Table format (aka. format) was first proposed by Iceberg, which can be described as follows:
- It defines the relationship between tables and files, and any engine can query and retrieve data files according to the table format.
- New formats such as Iceberg/Delta/Hudi further define the relationship between tables and snapshots, and the relationship between snapshots and files. All write operations on the table will generate new snapshots, and all read operations on the table are based on snapshots. Snapshots bring MVCC, ACID, and Transaction capabilities to data lakes.
In addition, new table formats such as Iceberg also provide many advanced features such as schema evolve, hidden partition, and data skip. Hudi and Delta may have some differences in specific functions, but we see that the standard of table formats is gradually established with the functional convergence of these three open-source projects in the past two years.
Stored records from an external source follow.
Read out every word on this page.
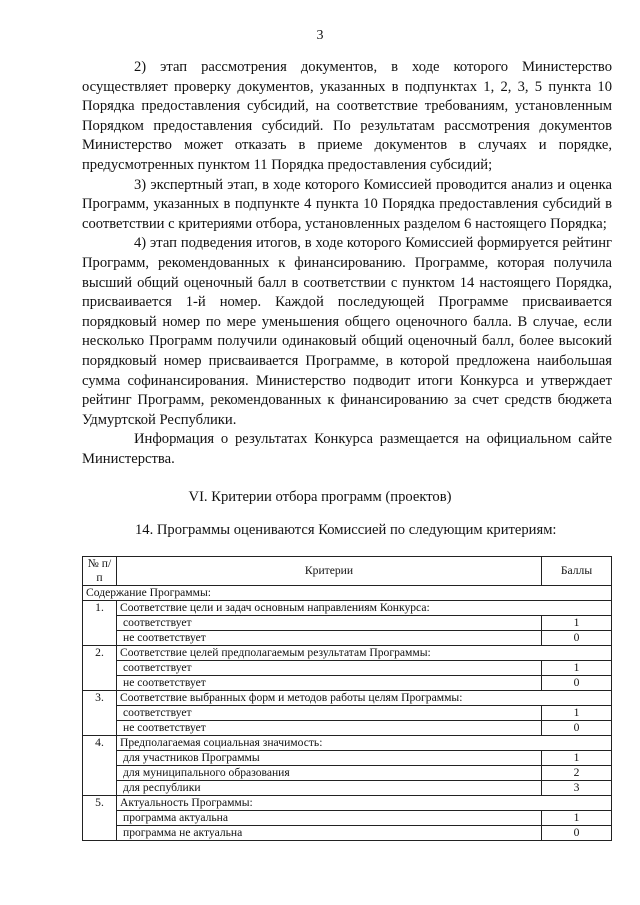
3

2) этап рассмотрения документов, в ходе которого Министерство осуществляет проверку документов, указанных в подпунктах 1, 2, 3, 5 пункта 10 Порядка предоставления субсидий, на соответствие требованиям, установленным Порядком предоставления субсидий. По результатам рассмотрения документов Министерство может отказать в приеме документов в случаях и порядке, предусмотренных пунктом 11 Порядка предоставления субсидий;

3) экспертный этап, в ходе которого Комиссией проводится анализ и оценка Программ, указанных в подпункте 4 пункта 10 Порядка предоставления субсидий в соответствии с критериями отбора, установленных разделом 6 настоящего Порядка;

4) этап подведения итогов, в ходе которого Комиссией формируется рейтинг Программ, рекомендованных к финансированию. Программе, которая получила высший общий оценочный балл в соответствии с пунктом 14 настоящего Порядка, присваивается 1-й номер. Каждой последующей Программе присваивается порядковый номер по мере уменьшения общего оценочного балла. В случае, если несколько Программ получили одинаковый общий оценочный балл, более высокий порядковый номер присваивается Программе, в которой предложена наибольшая сумма софинансирования. Министерство подводит итоги Конкурса и утверждает рейтинг Программ, рекомендованных к финансированию за счет средств бюджета Удмуртской Республики.

Информация о результатах Конкурса размещается на официальном сайте Министерства.

VI. Критерии отбора программ (проектов)
14. Программы оцениваются Комиссией по следующим критериям:
№ п/п	Критерии	Баллы
Содержание Программы:		
1.	Соответствие цели и задач основным направлениям Конкурса:	
	соответствует	1
	не соответствует	0
2.	Соответствие целей предполагаемым результатам Программы:	
	соответствует	1
	не соответствует	0
3.	Соответствие выбранных форм и методов работы целям Программы:	
	соответствует	1
	не соответствует	0
4.	Предполагаемая социальная значимость:	
	для участников Программы	1
	для муниципального образования	2
	для республики	3
5.	Актуальность Программы:	
	программа актуальна	1
	программа не актуальна	0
For users, the design goal of Amoro is to provide an out-of-the-box data lake system. Internally, Amoro’s design philosophy is to use different table formats as storage engines for data lakes. This design pattern is more common in open-source systems such as MySQL and ClickHouse.
Currently, Amoro mainly provides the following three table formats:
- Iceberg format: Users can directly entrust their Iceberg tables to Amoro for maintenance, so that users can not only use all the functions of Iceberg tables, but also enjoy the performance and stability improvements brought by Amoro.
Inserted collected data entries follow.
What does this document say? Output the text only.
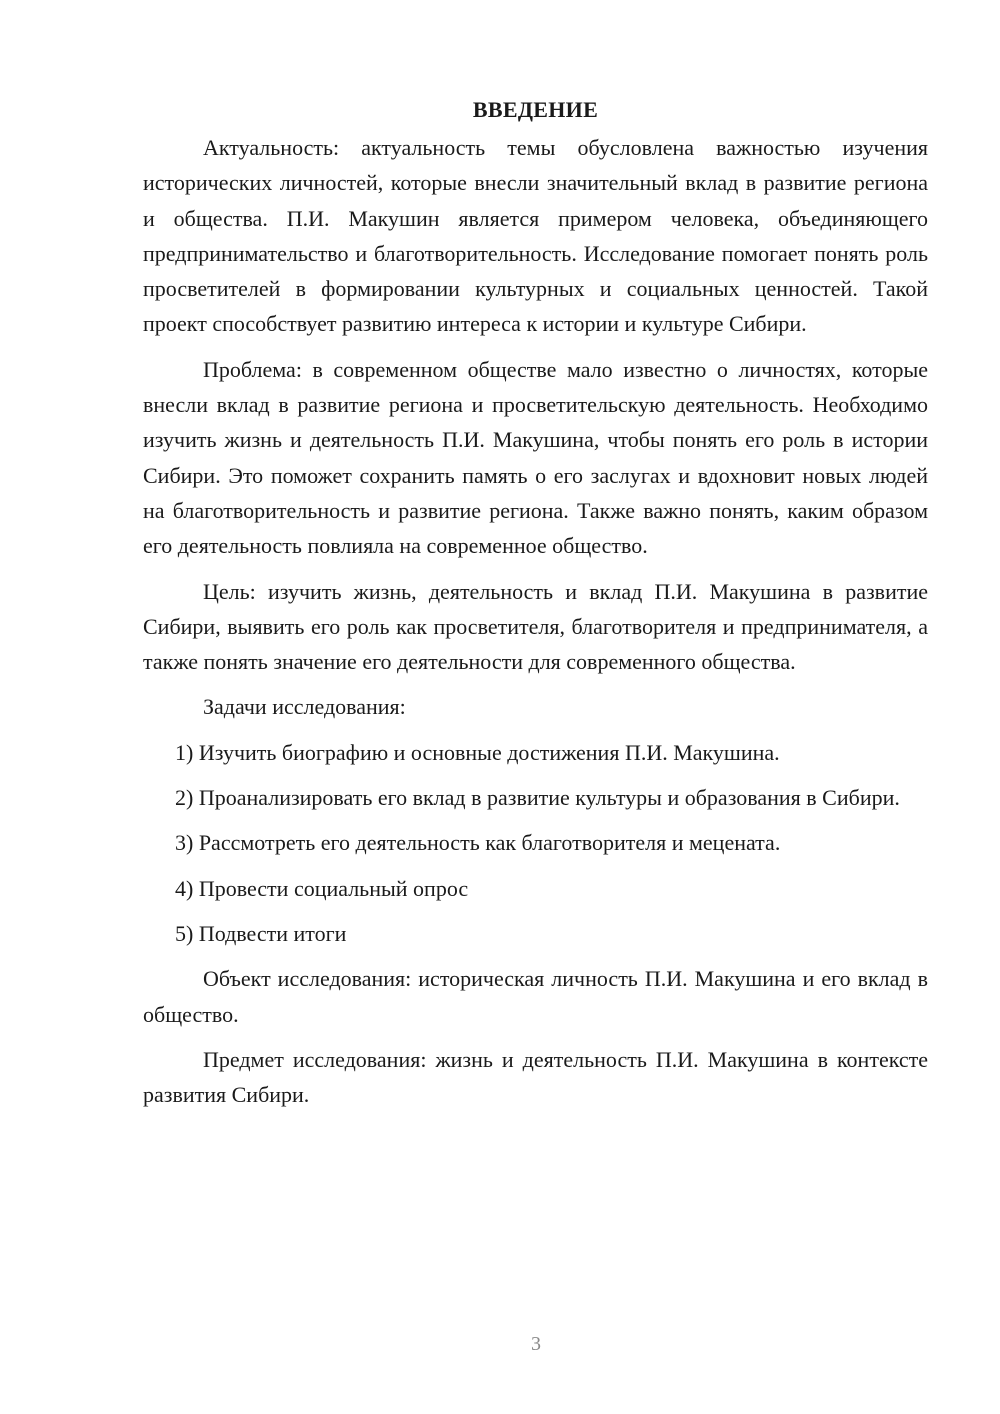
ВВЕДЕНИЕ

Актуальность: актуальность темы обусловлена важностью изучения исторических личностей, которые внесли значительный вклад в развитие региона и общества. П.И. Макушин является примером человека, объединяющего предпринимательство и благотворительность. Исследование помогает понять роль просветителей в формировании культурных и социальных ценностей. Такой проект способствует развитию интереса к истории и культуре Сибири.

Проблема: в современном обществе мало известно о личностях, которые внесли вклад в развитие региона и просветительскую деятельность. Необходимо изучить жизнь и деятельность П.И. Макушина, чтобы понять его роль в истории Сибири. Это поможет сохранить память о его заслугах и вдохновит новых людей на благотворительность и развитие региона. Также важно понять, каким образом его деятельность повлияла на современное общество.

Цель: изучить жизнь, деятельность и вклад П.И. Макушина в развитие Сибири, выявить его роль как просветителя, благотворителя и предпринимателя, а также понять значение его деятельности для современного общества.

Задачи исследования:

1) Изучить биографию и основные достижения П.И. Макушина.

2) Проанализировать его вклад в развитие культуры и образования в Сибири.

3) Рассмотреть его деятельность как благотворителя и мецената.

4) Провести социальный опрос

5) Подвести итоги

Объект исследования: историческая личность П.И. Макушина и его вклад в общество.

Предмет исследования: жизнь и деятельность П.И. Макушина в контексте развития Сибири.

3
- Mixed-Iceberg format: Amoro provides a set of more optimized formats for streaming update scenarios on top of the Iceberg format. If users have high performance requirements for streaming updates or have demands for CDC incremental data reading functions, they can choose to use the Mixed-Iceberg format.
- Mixed-Hive format: Many users do not want to affect the business originally built on Hive while using data lakes. Therefore, Amoro provides the Mixed-Hive format, which can upgrade Hive tables to Mixed-Hive format only through metadata migration, and the original Hive tables can still be used normally. This ensures business stability and benefits from the advantages of data lake computing.